It was early evening. I was on a mission to help fight teen angst. I decided to start in a place rarely seen by the afflicted—the bookstore.
Armed with cash and dressed for combat, I jumped in the car. Objective: books. Field of battle: a bookstore. Motive: to enlighten a young mind. Targets: philosophy, literature, and art journal supplies. Conflict: demand greater than supply.
Recon, from the parking lot, revealed a high-traffic environment. The store was in its final days. Books were priced to move. (All fixtures too!) This may get bloody.
I entered the store. I scanned for the target genre. It was tough as the field looked tossed and battle worn.
Cloaked in suburban mommy wear, I stalked unnoticed. Shoppers seemed focused on their own targets. In fact, I noticed that several were consulting lists and scoping the territory.

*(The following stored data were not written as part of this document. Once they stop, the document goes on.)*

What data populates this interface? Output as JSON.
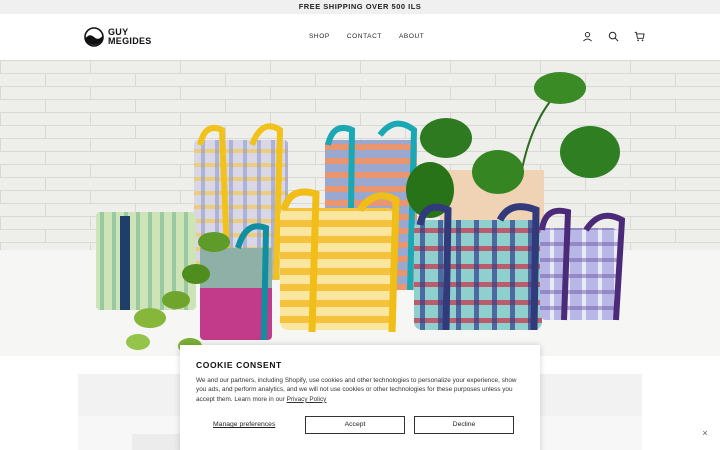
{
  "announcement": {
    "text": "FREE SHIPPING OVER 500 ILS"
  },
  "header": {
    "logo_line1": "GUY",
    "logo_line2": "MEGIDES",
    "nav": [
      "SHOP",
      "CONTACT",
      "ABOUT"
    ],
    "icons": [
      "account-icon",
      "search-icon",
      "cart-icon"
    ]
  },
  "hero": {
    "image": "woven mesh storage baskets with plants"
  },
  "cookie": {
    "title": "COOKIE CONSENT",
    "body": "We and our partners, including Shopify, use cookies and other technologies to personalize your experience, show you ads, and perform analytics, and we will not use cookies or other technologies for these purposes unless you accept them. Learn more in our ",
    "privacy_link": "Privacy Policy",
    "manage_label": "Manage preferences",
    "accept_label": "Accept",
    "decline_label": "Decline"
  },
  "close_glyph": "×",
  "colors": {
    "announce_bg": "#f0f0f0",
    "text": "#1a1a1a",
    "hero_bg": "#ebebe8"
  }
}
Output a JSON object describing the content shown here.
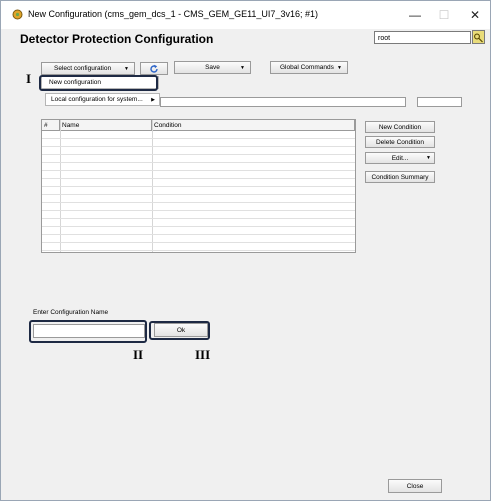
{
  "window": {
    "title": "New Configuration (cms_gem_dcs_1 - CMS_GEM_GE11_UI7_3v16; #1)",
    "minimize": "—",
    "maximize": "☐",
    "close": "✕"
  },
  "header": {
    "title": "Detector Protection Configuration",
    "user": "root"
  },
  "toolbar": {
    "select_config": "Select configuration",
    "save": "Save",
    "global_commands": "Global Commands"
  },
  "menu": {
    "items": [
      "New configuration",
      "Local configuration for system..."
    ]
  },
  "table": {
    "columns": [
      "#",
      "Name",
      "Condition"
    ]
  },
  "side_buttons": {
    "new_condition": "New Condition",
    "delete_condition": "Delete Condition",
    "edit": "Edit...",
    "condition_summary": "Condition Summary"
  },
  "config_name": {
    "label": "Enter Configuration Name",
    "value": "",
    "ok": "Ok"
  },
  "footer": {
    "close": "Close"
  },
  "annotations": {
    "one": "I",
    "two": "II",
    "three": "III"
  },
  "colors": {
    "annotation_border": "#1e2a44",
    "refresh_icon": "#2c64c8",
    "user_button": "#e9dc7a"
  }
}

All of the sudden, a primal need to consume indiscriminately kicked in. It didn’t matter what it was. I wanted to have rather than not.
My eye flushed red. My knees bent. My back coiled. I was about to lose my humanity.
Later, as I approached my car, my vision cleared. I had books in hand—a couple for the teen and a few for myself.
Sunday, September 4, 2011. I snapped the pic with my Kodak Z7590 then put the photo through a filter using Photoshop. The store receipt reflected $44 in savings.